Online Social Networks: My Personal Rules of Engagement
Dear Online Social Media Users,
Like millions of other people, I am a regular participant of online social networks for a wide variety of reasons ranging from making new friends and reconnecting with old acquaintances to learning, sharing, networking and even promotion. I’ll admit it. I love it! It’s fun, time consuming and very addictive.
What’s more, I truly consider many people whom I have never met face-to-face to be friends. Just as if we would have met at a cocktail party, ballgame or professional engagement, I enjoy your personal anecdotes, jokes and conversational insights.
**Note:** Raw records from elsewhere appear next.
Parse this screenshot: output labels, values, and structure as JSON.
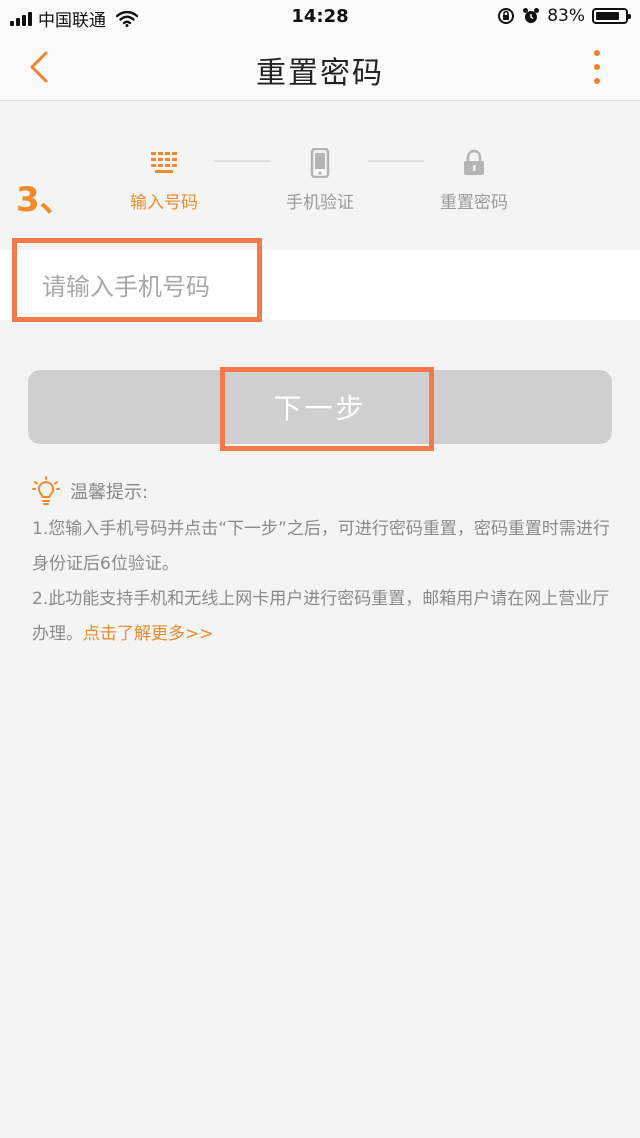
{
  "status": {
    "carrier": "中国联通",
    "time": "14:28",
    "battery": "83%",
    "battery_level": 0.83
  },
  "nav": {
    "title": "重置密码",
    "back_icon": "chevron-left-icon",
    "more_icon": "more-vertical-icon"
  },
  "annotation": {
    "step_number": "3、"
  },
  "steps": [
    {
      "label": "输入号码",
      "icon": "keypad-icon",
      "state": "active"
    },
    {
      "label": "手机验证",
      "icon": "phone-icon",
      "state": "inactive"
    },
    {
      "label": "重置密码",
      "icon": "lock-icon",
      "state": "inactive"
    }
  ],
  "form": {
    "phone_placeholder": "请输入手机号码",
    "phone_value": "",
    "next_label": "下一步"
  },
  "tips": {
    "title": "温馨提示:",
    "line1": "1.您输入手机号码并点击“下一步”之后，可进行密码重置，密码重置时需进行身份证后6位验证。",
    "line2": "2.此功能支持手机和无线上网卡用户进行密码重置，邮箱用户请在网上营业厅办理。",
    "link": "点击了解更多>>"
  },
  "colors": {
    "accent": "#f08a2a",
    "highlight": "#f2794a",
    "button_disabled": "#cfcfcf",
    "background": "#f4f4f4"
  }
}
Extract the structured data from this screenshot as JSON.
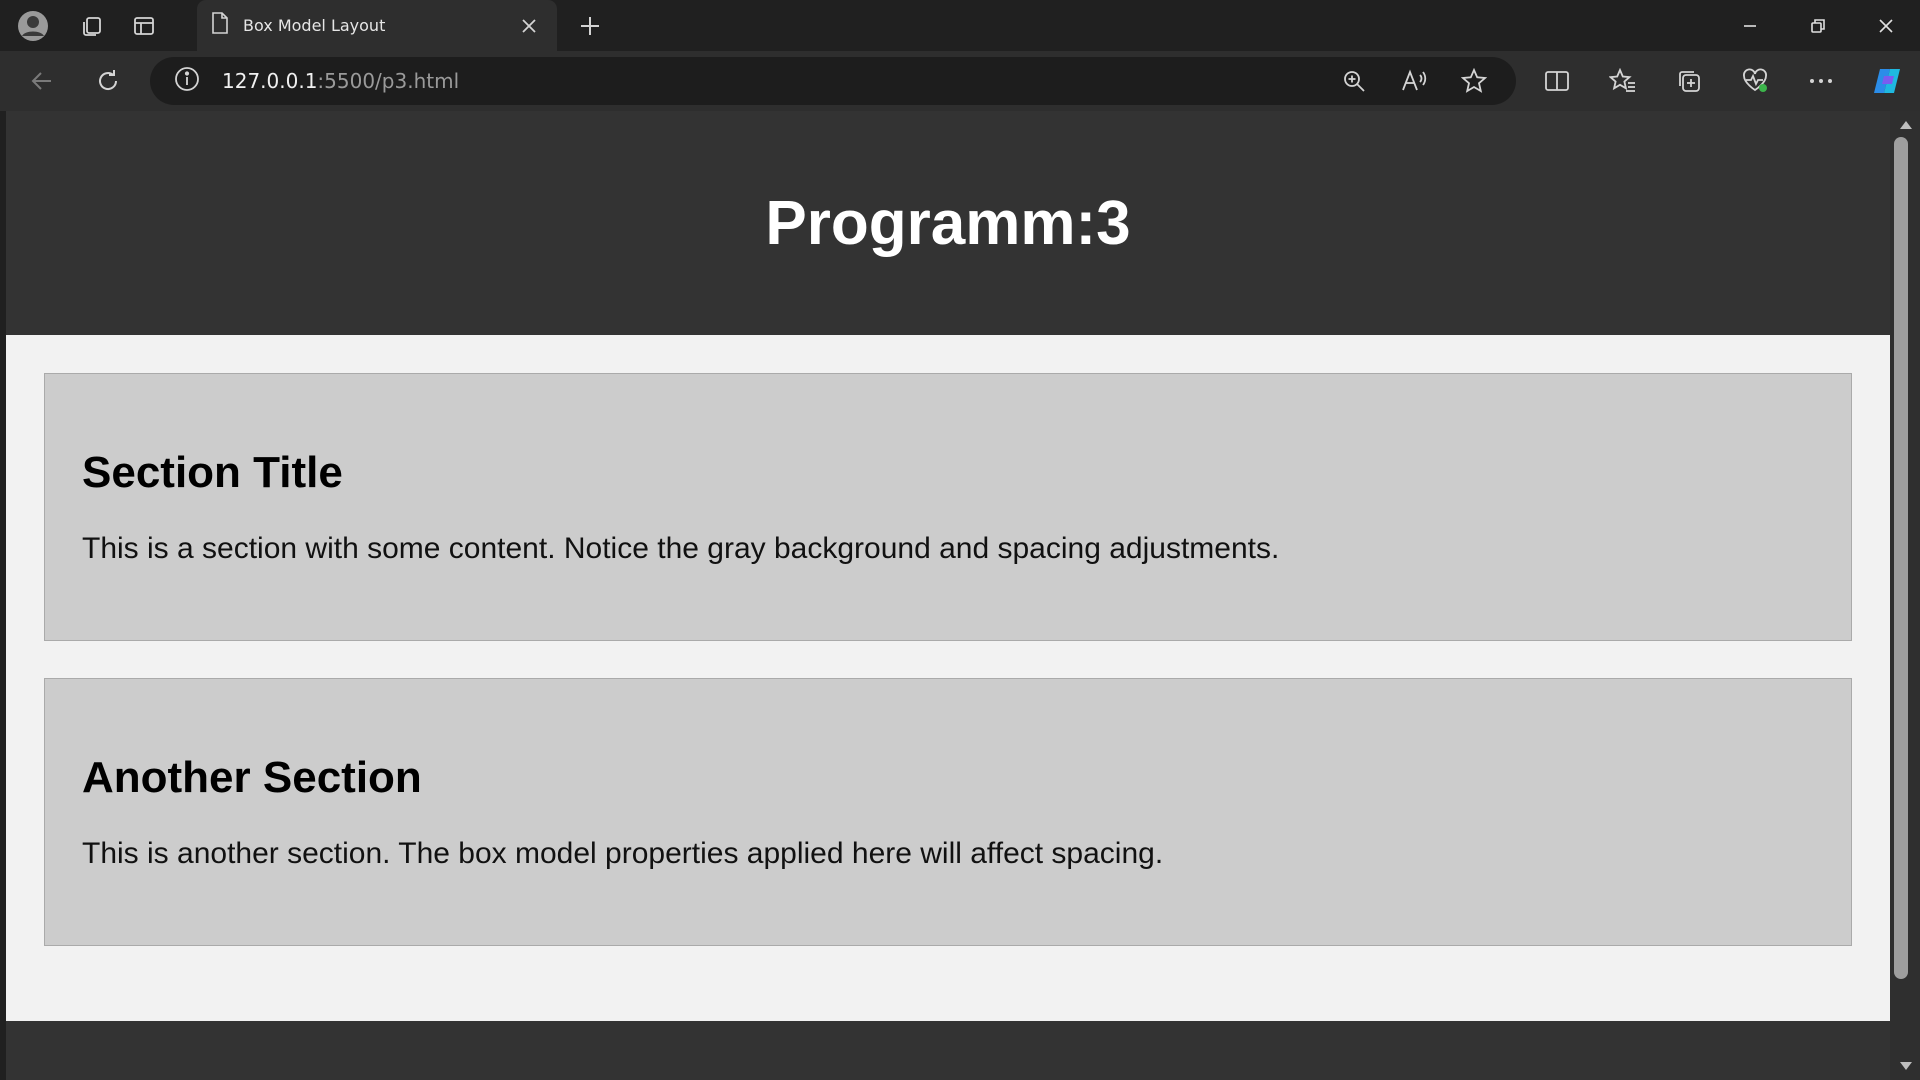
{
  "browser": {
    "tab_title": "Box Model Layout",
    "url_host": "127.0.0.1",
    "url_path": ":5500/p3.html"
  },
  "icons": {
    "profile": "profile-icon",
    "workspaces": "workspaces-icon",
    "tab_actions": "tab-actions-icon",
    "page": "page-icon",
    "close_tab": "close-icon",
    "new_tab": "plus-icon",
    "minimize": "minimize-icon",
    "restore": "restore-icon",
    "close_window": "close-icon",
    "back": "back-arrow-icon",
    "refresh": "refresh-icon",
    "site_info": "info-icon",
    "zoom": "zoom-in-icon",
    "read_aloud": "read-aloud-icon",
    "favorite": "star-icon",
    "split_screen": "split-screen-icon",
    "favorites": "favorites-icon",
    "collections": "collections-icon",
    "browser_essentials": "heart-pulse-icon",
    "more": "more-icon",
    "copilot": "copilot-icon"
  },
  "page": {
    "header_title": "Programm:3",
    "sections": [
      {
        "title": "Section Title",
        "text": "This is a section with some content. Notice the gray background and spacing adjustments."
      },
      {
        "title": "Another Section",
        "text": "This is another section. The box model properties applied here will affect spacing."
      }
    ]
  },
  "colors": {
    "header_bg": "#333333",
    "main_bg": "#f2f2f2",
    "section_bg": "#cccccc",
    "header_text": "#ffffff"
  }
}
In a recent personal conversation with a colleague, I was reminded just how comfortable and potentially dangerous online socializing can be. Not necessarily the criminal brand of danger as much as the ole “foot-in-the-mouth/negative impression” kind. It is so easy it is to forget the very public nature of online social media in the midst of some witty bantering among friends. It is with this thought in mind that I have written the following reminder for myself for all online interactions. Maybe you’d like to consider them too.
1. Refrain from using profanity. It’s tacky. There are plenty of ways to express negative emotion effectively without dropping an F-bomb. Someone once said, “Profanity is the weapon of the witless.”
2. No bad-mouthing of individuals, competitors or other brands. Negative feedback offered in a constructive way is fine. Negative comments about others who may not be my personal “cup of tea” or who may be direct competitors, are not. Something about potentially burning bridges goes here. If someone really gets my goat, I know how to use the “unfollow” and “unfriend” options.
3. In retweets, reposts and fowards, reconsider rules 1 and 2. Even if I wasn’t the original author, the content that I pass along is a reflection of me.
4. Take the time to answer genuine questions and to actively engage with new users. As my mother used to say, “We were all new once.” Anyway, new participants bring new ideas and new opportunities.
5. Conversations with multiple “inside” references or issuing invitations not open to everyone who can read your posts are best handled with the Direct Message/ Private Message functions. Never alienate others.
6. Never engage in conflict using social media. A healthy debate is great. Verbal attacks are not. Take it to a private forum or better yet, walk away.
7. Above all, do not confuse being online with being anonymous. Anything you submit, post, or offer on the web can be traced back to you.
No matter your online objectives, do yourself a favor and always represent yourself well. After all your personal brand is one of the few assets that you will have from cradle to grave. Make it your own but treat it with respect.